Question: Can I use SQL VIEWs?
Answer: Yes, if you wish. Use the syntax: CREATE VIEW [name] AS SELECT ...
Make sure to give the CREATE VIEW
statement(s) in addition to your SELECT
query.
Queries
(Remember, queries with stars must also include the query output.)
*Select the customer IDs, first, and last names of all customers who live in Memphis. [Sanity check: 6 rows]
*Select the airline code, flight numbers, and departure/arrival times of all flights scheduled to fly from MEM to ATL (MEM and ATL are the airport codes for Memphis and Atlanta). [Sanity check: 7 rows]
*Find the names, codes, and cities of all the airports in Tennessee that serve cities of at least 100,000 people. [Sanity check: 6 rows]
Find the passenger manifest (passenger first name & last name, seat row, and seat number, sorted by last name) for everyone on Delta (DL) flight 1147. [Sanity check: 29 rows]
*Find the first & last names of all passengers who reside in Tennessee who are departing the Memphis airport on flights between 9 and 10 am, along with the airline code, flight number, departure time, and destination airport. [Sanity check: 8 rows] Hint: You can compare times in PostgreSQL using the regular less-than and greater-than operators; e.g.,
...WHERE arrivalTime > '4:00 PM'
Find the total number of airports in each state in the country.
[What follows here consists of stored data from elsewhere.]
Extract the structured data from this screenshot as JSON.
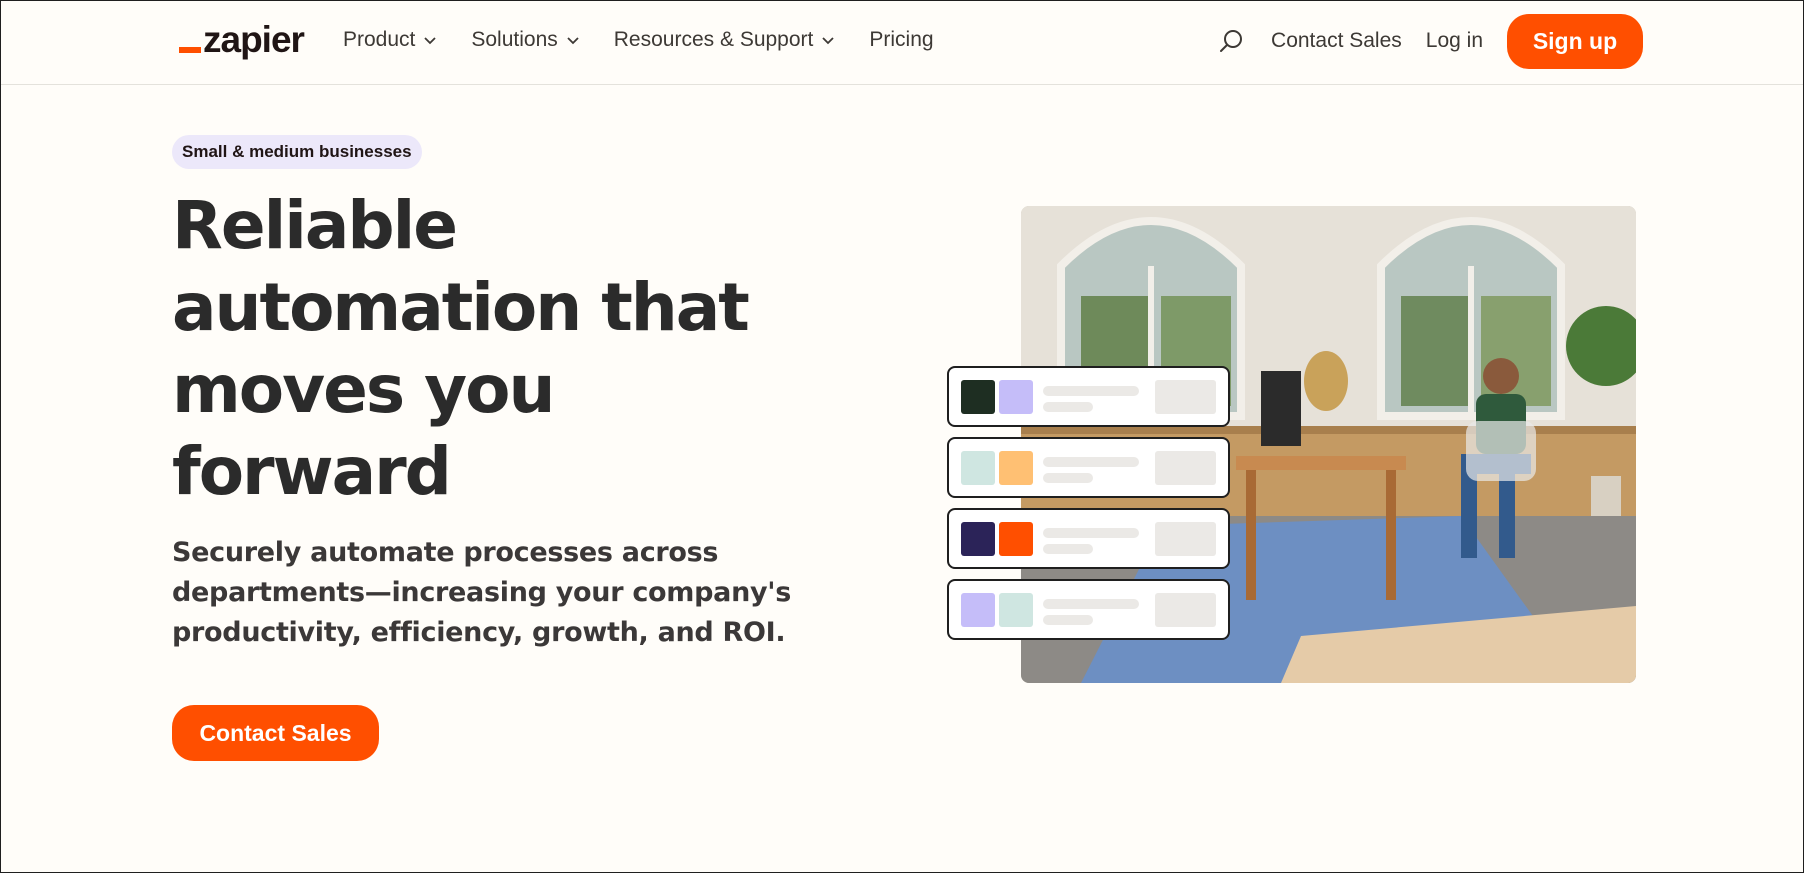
{
  "brand": {
    "name": "zapier",
    "accent": "#ff4f00"
  },
  "nav": {
    "items": [
      {
        "label": "Product",
        "dropdown": true
      },
      {
        "label": "Solutions",
        "dropdown": true
      },
      {
        "label": "Resources & Support",
        "dropdown": true
      },
      {
        "label": "Pricing",
        "dropdown": false
      }
    ],
    "contact_sales": "Contact Sales",
    "login": "Log in",
    "signup": "Sign up"
  },
  "hero": {
    "badge": "Small & medium businesses",
    "title_lines": [
      "Reliable",
      "automation that",
      "moves you",
      "forward"
    ],
    "subtitle_lines": [
      "Securely automate processes across",
      "departments—increasing your company's",
      "productivity, efficiency, growth, and ROI."
    ],
    "cta": "Contact Sales"
  },
  "workflow_cards": [
    {
      "colors": [
        "#1e2e22",
        "#c5bdf9"
      ]
    },
    {
      "colors": [
        "#cfe6e1",
        "#ffc073"
      ]
    },
    {
      "colors": [
        "#2b2358",
        "#ff4f00"
      ]
    },
    {
      "colors": [
        "#c5bdf9",
        "#cfe6e1"
      ]
    }
  ],
  "icons": {
    "search": "search-icon",
    "chevron": "chevron-down-icon"
  }
}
Return two columns: state, and number of airports.
*Find the total number of people on Delta flight 45. Hint: Delta’s two-character code is DL.
*Find the total number of rows occupied on Delta flight 45. A row is occupied if at least one person is sitting in the row.
Find a listing of all flights (here “flight” means the airline code and flight number combination) and the number of people on each flight. Return a table with columns for airline code, flight number, and number of passengers. [Sanity check: 23983 rows]
Using your query from the last question, augment the table with the source and destination airport codes. (So this should be the same 23983 rows as before, but now you should have 5 columns total.) Hint: Save this as a view! You will want to use it again!
*Find the largest number of passengers on any single flight. Return this number of passengers (one row/one column). [Sanity check: the number is between 100 and 200.]
*Find the airline code, flight number, source, and destination airport codes for the flight(s) with the largest number of passengers. Do not use any literal numbers in the query; your query should calculate the size of the largest flight and retrieve the relevant information in one query.
Note that in general, there is no guarantee that there will be only one flight that has this number of passengers on it! Your query should be able to return them all if there is more than one.
[Sanity check: For this particular database instance, there is only one flight with the largest number of passengers on it and it involves a New York City airport.]
Find a listing of the most popular routes flown, sorted in order of descending popularity. Here, a “route” means a single source airport and destination airport combination, and popularity is measured by the total number of passengers on all the flights between those two airports on a single day. Hint: use your previously-created view, and use grouping and aggregation to add up all the passengers on all the flights that share a common source/destination airport combination. Use
ORDER BY
to sort them. [Sanity check: 4482 rows.]*Find the most popular route, along with its source and destination airport. Your query should return one row with the total passengers, the source airport, and the destination airport. [Sanity check: it’s a southerly route from a midwest airport to a Texas airport.]
*Find the most popular route, along with the source and destination airports, for each individual airline. (Note that in this question, the concept of a flight necessarily differentiates between different airlines that fly between the same pair of cities, whereas the previous two questions did not make this distinction.)
Return the airline code, the source and destination airport codes, and the total number of passengers that are flying that route.
Hint: this is hard. You may want to use more views.
Hint 2: You may find it useful as well to read the book section on correlated subqueries. This may be helpful as well. This question can be solved with correlated subqueries or joining a table to itself.
Hint 3: You should end up with a 12-row table. [Sanity check: You should end up with the most popular Delta (DL) route being from Minneapolis/St. Paul (MSP) to Salt Lake City (SLC), carrying 572 passengers in total.
Other hints, guidelines, and clarifications
Do not use the LIMIT keyword. In particular, you should not use LIMIT 1 combined with ORDER BY to find the largest or smallest anything, in SQL. The reason is that sorting results with ORDER BY is an O(n log n) operation, and then using LIMIT 1 to find the largest or smallest item wastes much of that computation; you can do this with aggregation in O(n) time.
The second reason why LIMIT 1 is often deceptive is that while it can help you find the maximum or minimum something in SQL (albeit inefficiently), it can create problems when you try to expand your query to find other attributes related to the maximum or minimum something, if the maximum or minimum appears multiple times. For instance, pretend you have a database table that stores items sold in a store and their prices. You want to find the price of the most expensive item. You can do this with an ORDER BY/LIMIT 1 query (again, it’s horribly inefficient and you shouldn’t do it!) but it works. What doesn’t work, however, is where you try to then get the name of the item that has the most expensive price — what if there are multiple items with this price? Using LIMIT 1 will only retrieve one of them, and you don’t know which one. This kind of query should be done with a subquery (see the link in the last question above for an example of this exact situation).